The dataset used for this project is a subset of the famous PASCAL VOC-2009, which is well-known as standardized image dataset for object class recognition.

Autoencoder

An autoencoder is an unsupervised neural network, with a specific task to learn how to compress the input in such way that it minimizes the reconstruction error. In the context of image classification, autoencoders can be used as feature extractors, which can be fed afterwards to another model for classification.

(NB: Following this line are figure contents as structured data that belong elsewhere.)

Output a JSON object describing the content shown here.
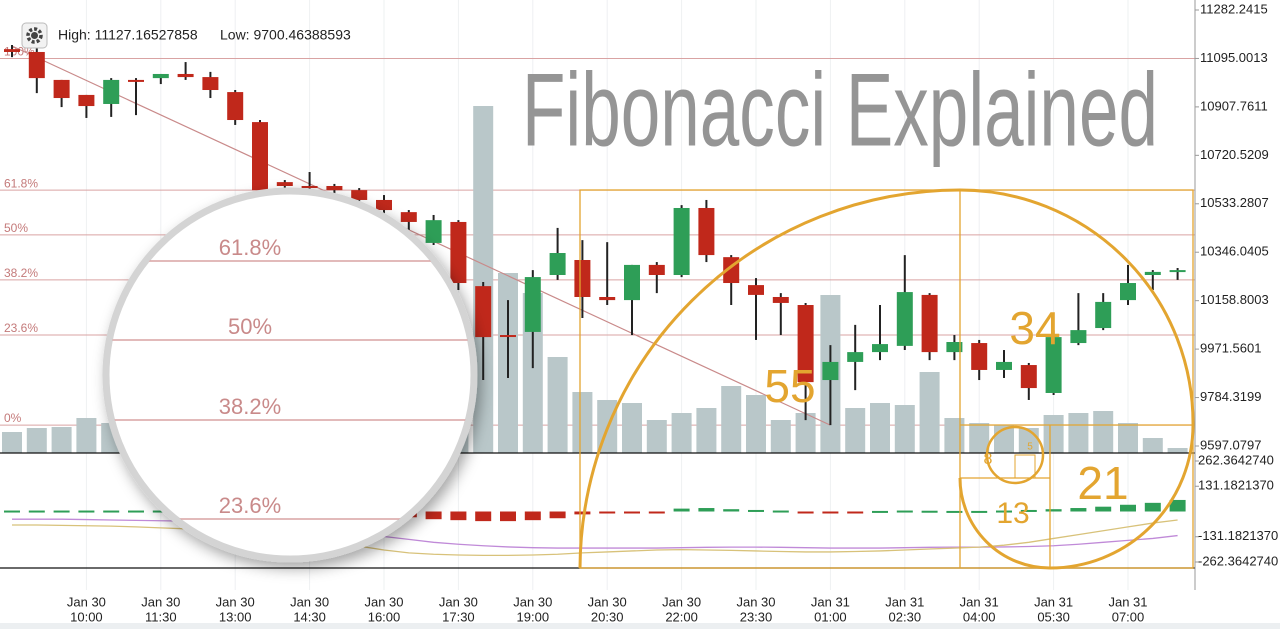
{
  "chart_data": {
    "type": "candlestick",
    "title": "Fibonacci Explained",
    "stats": [
      "High: 11127.16527858",
      "Low: 9700.46388593"
    ],
    "ylim": [
      9597.0797,
      11282.2415
    ],
    "yticks": [
      11282.2415,
      11095.0013,
      10907.7611,
      10720.5209,
      10533.2807,
      10346.0405,
      10158.8003,
      9971.5601,
      9784.3199,
      9597.0797
    ],
    "x_labels": [
      {
        "date": "Jan 30",
        "time": "10:00"
      },
      {
        "date": "Jan 30",
        "time": "11:30"
      },
      {
        "date": "Jan 30",
        "time": "13:00"
      },
      {
        "date": "Jan 30",
        "time": "14:30"
      },
      {
        "date": "Jan 30",
        "time": "16:00"
      },
      {
        "date": "Jan 30",
        "time": "17:30"
      },
      {
        "date": "Jan 30",
        "time": "19:00"
      },
      {
        "date": "Jan 30",
        "time": "20:30"
      },
      {
        "date": "Jan 30",
        "time": "22:00"
      },
      {
        "date": "Jan 30",
        "time": "23:30"
      },
      {
        "date": "Jan 31",
        "time": "01:00"
      },
      {
        "date": "Jan 31",
        "time": "02:30"
      },
      {
        "date": "Jan 31",
        "time": "04:00"
      },
      {
        "date": "Jan 31",
        "time": "05:30"
      },
      {
        "date": "Jan 31",
        "time": "07:00"
      }
    ],
    "up_color": "#2e9e57",
    "down_color": "#c0281b",
    "open": [
      11131,
      11120,
      11012,
      10954,
      10919,
      11012,
      11019,
      11035,
      11023,
      10965,
      10849,
      10617,
      10602,
      10602,
      10586,
      10548,
      10501,
      10382,
      10463,
      10215,
      10026,
      10038,
      10258,
      10316,
      10173,
      10161,
      10297,
      10258,
      10517,
      10327,
      10219,
      10173,
      10142,
      9852,
      9922,
      9960,
      9984,
      10181,
      9960,
      9995,
      9891,
      9910,
      9802,
      9995,
      10053,
      10161,
      10258,
      10273
    ],
    "high": [
      11147,
      11147,
      11012,
      10954,
      11019,
      11019,
      11035,
      11081,
      11043,
      10973,
      10857,
      10625,
      10656,
      10610,
      10594,
      10567,
      10509,
      10490,
      10470,
      10231,
      10161,
      10277,
      10440,
      10393,
      10385,
      10297,
      10308,
      10528,
      10548,
      10335,
      10246,
      10188,
      10150,
      9987,
      10065,
      10142,
      10335,
      10188,
      10026,
      10007,
      9968,
      9918,
      10045,
      10188,
      10188,
      10297,
      10277,
      10285
    ],
    "low": [
      11100,
      10961,
      10907,
      10865,
      10869,
      10876,
      10996,
      11012,
      10942,
      10838,
      10548,
      10586,
      10579,
      10567,
      10509,
      10478,
      10432,
      10374,
      10200,
      9852,
      9860,
      9898,
      10239,
      10092,
      10142,
      10026,
      10188,
      10250,
      10308,
      10142,
      10007,
      10026,
      9697,
      9678,
      9813,
      9929,
      9968,
      9929,
      9929,
      9852,
      9860,
      9775,
      9794,
      9987,
      10045,
      10142,
      10200,
      10239
    ],
    "close": [
      11120,
      11019,
      10942,
      10911,
      11012,
      11010,
      11035,
      11023,
      10973,
      10857,
      10586,
      10602,
      10594,
      10586,
      10548,
      10509,
      10463,
      10470,
      10227,
      10018,
      10022,
      10250,
      10343,
      10173,
      10161,
      10297,
      10258,
      10517,
      10335,
      10227,
      10181,
      10150,
      9844,
      9922,
      9960,
      9991,
      10192,
      9960,
      9999,
      9891,
      9922,
      9821,
      10018,
      10045,
      10154,
      10227,
      10270,
      10277
    ],
    "volume": [
      21,
      25,
      26,
      35,
      30,
      28,
      30,
      28,
      26,
      25,
      30,
      32,
      30,
      28,
      30,
      32,
      35,
      40,
      55,
      347,
      180,
      160,
      96,
      61,
      53,
      50,
      33,
      40,
      45,
      67,
      58,
      33,
      40,
      158,
      45,
      50,
      48,
      81,
      35,
      30,
      28,
      25,
      38,
      40,
      42,
      30,
      15,
      5
    ],
    "volume_color": "#b9c7c9",
    "fib_levels": [
      {
        "label": "100%",
        "price": 11095
      },
      {
        "label": "61.8%",
        "price": 10586
      },
      {
        "label": "50%",
        "price": 10413
      },
      {
        "label": "38.2%",
        "price": 10239
      },
      {
        "label": "23.6%",
        "price": 10026
      },
      {
        "label": "0%",
        "price": 9678
      }
    ],
    "fib_color": "#d9a3a3",
    "magnifier_labels": [
      "61.8%",
      "50%",
      "38.2%",
      "23.6%"
    ],
    "spiral_labels": [
      55,
      34,
      21,
      13,
      8,
      5
    ],
    "spiral_color": "#e3a530",
    "indicator": {
      "y2lim": [
        -262.364274,
        262.364274
      ],
      "y2ticks": [
        {
          "value": 262.364274,
          "label": "262.3642740"
        },
        {
          "value": 131.182137,
          "label": "131.1821370"
        },
        {
          "value": -131.182137,
          "label": "-131.1821370"
        },
        {
          "value": -262.364274,
          "label": "-262.3642740"
        }
      ],
      "histogram": [
        5,
        5,
        5,
        5,
        5,
        5,
        5,
        5,
        5,
        5,
        5,
        5,
        5,
        5,
        -10,
        -20,
        -30,
        -40,
        -45,
        -50,
        -50,
        -45,
        -35,
        -15,
        -8,
        -5,
        -3,
        15,
        18,
        12,
        8,
        5,
        -3,
        -5,
        -3,
        3,
        5,
        4,
        3,
        3,
        5,
        8,
        12,
        18,
        25,
        35,
        45,
        60
      ],
      "lines": [
        {
          "color": "#c08ad8",
          "values": [
            -40,
            -40,
            -40,
            -42,
            -44,
            -46,
            -48,
            -50,
            -52,
            -55,
            -60,
            -70,
            -85,
            -100,
            -115,
            -130,
            -145,
            -160,
            -170,
            -178,
            -184,
            -188,
            -190,
            -190,
            -190,
            -190,
            -190,
            -188,
            -186,
            -185,
            -185,
            -186,
            -188,
            -190,
            -190,
            -190,
            -188,
            -186,
            -185,
            -185,
            -184,
            -182,
            -178,
            -170,
            -160,
            -150,
            -140,
            -125
          ]
        },
        {
          "color": "#d8c27a",
          "values": [
            -70,
            -70,
            -72,
            -74,
            -76,
            -80,
            -85,
            -90,
            -95,
            -100,
            -110,
            -125,
            -140,
            -160,
            -180,
            -200,
            -215,
            -222,
            -226,
            -228,
            -228,
            -226,
            -222,
            -215,
            -210,
            -205,
            -200,
            -198,
            -200,
            -202,
            -205,
            -208,
            -210,
            -210,
            -208,
            -205,
            -200,
            -195,
            -190,
            -185,
            -175,
            -160,
            -140,
            -120,
            -100,
            -80,
            -60,
            -44
          ]
        }
      ]
    }
  }
}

The input size for all autoencoders in this project is 128x128x3, representing the height, width and depth of the input image respectively. We tested three autoencoder settings with different coding variables. For the first autoencoder the input is compressed to 16x16x32, or 8192 coding variables, the second autoencoder: 8x8x16 or 1024 coding variables and the third autoencoder: 4x4x8 or 128 coding variables.

Image Classification

The neural network is formed by taking the encoder part from the previously built convolutional autoencoder and adding a fully–connected layer, which outputs the class of the given image. Here, the encoder part has the role of feature extractor. The output connections from the encoder are flattened and then fed into dense layer which uses sigmoid activation function. We use three approaches for the initialization of the weights:

  • Freeze and pretrain: Freeze the pretrained layers from the convolutional autoencoder, and train the fully–connected part. Freezing the layers from the autoencoder means that the weights do not change during backpropagation and only the last classification layer is trained.
  • Fine-tune: The weights from the first approach are loaded into the model and the complete network is trained again, without freezing any layers. In this way, we fine-tune the weights of the pretrained part.
  • Randomly initialized: Train from scratch all the weights of the network, while keeping the same structure.

Image Segmentation

For this task, we chose to focus on category-level segmentation. Therefore, we used the images given in the JPEGImages folder as input, and the labels (ground truth segmentations) given in the SegmentationClass folder. We consider two approaches:

  • FCN-32s to predict the class of each of the pixels (aeroplane, cat or background). Fully convolutional networks are composed of convolutional layers without any fully-connected layers. The output of the network has the same spatial size as the input image (width and height) with a channel depth equivalent to the number of possible classes to be predicted.
  • U-Net to predict each pixel as foreground or background (binary classification per pixel). The first part of this network may be thought of as an encoder where convolution and maxpooling operations are applied to encode the input image into feature representations at multiple levels. The second part corresponds to a decoder that performs upsampling and regular convolution operations.

The performance of the networks is measured using Dice Score.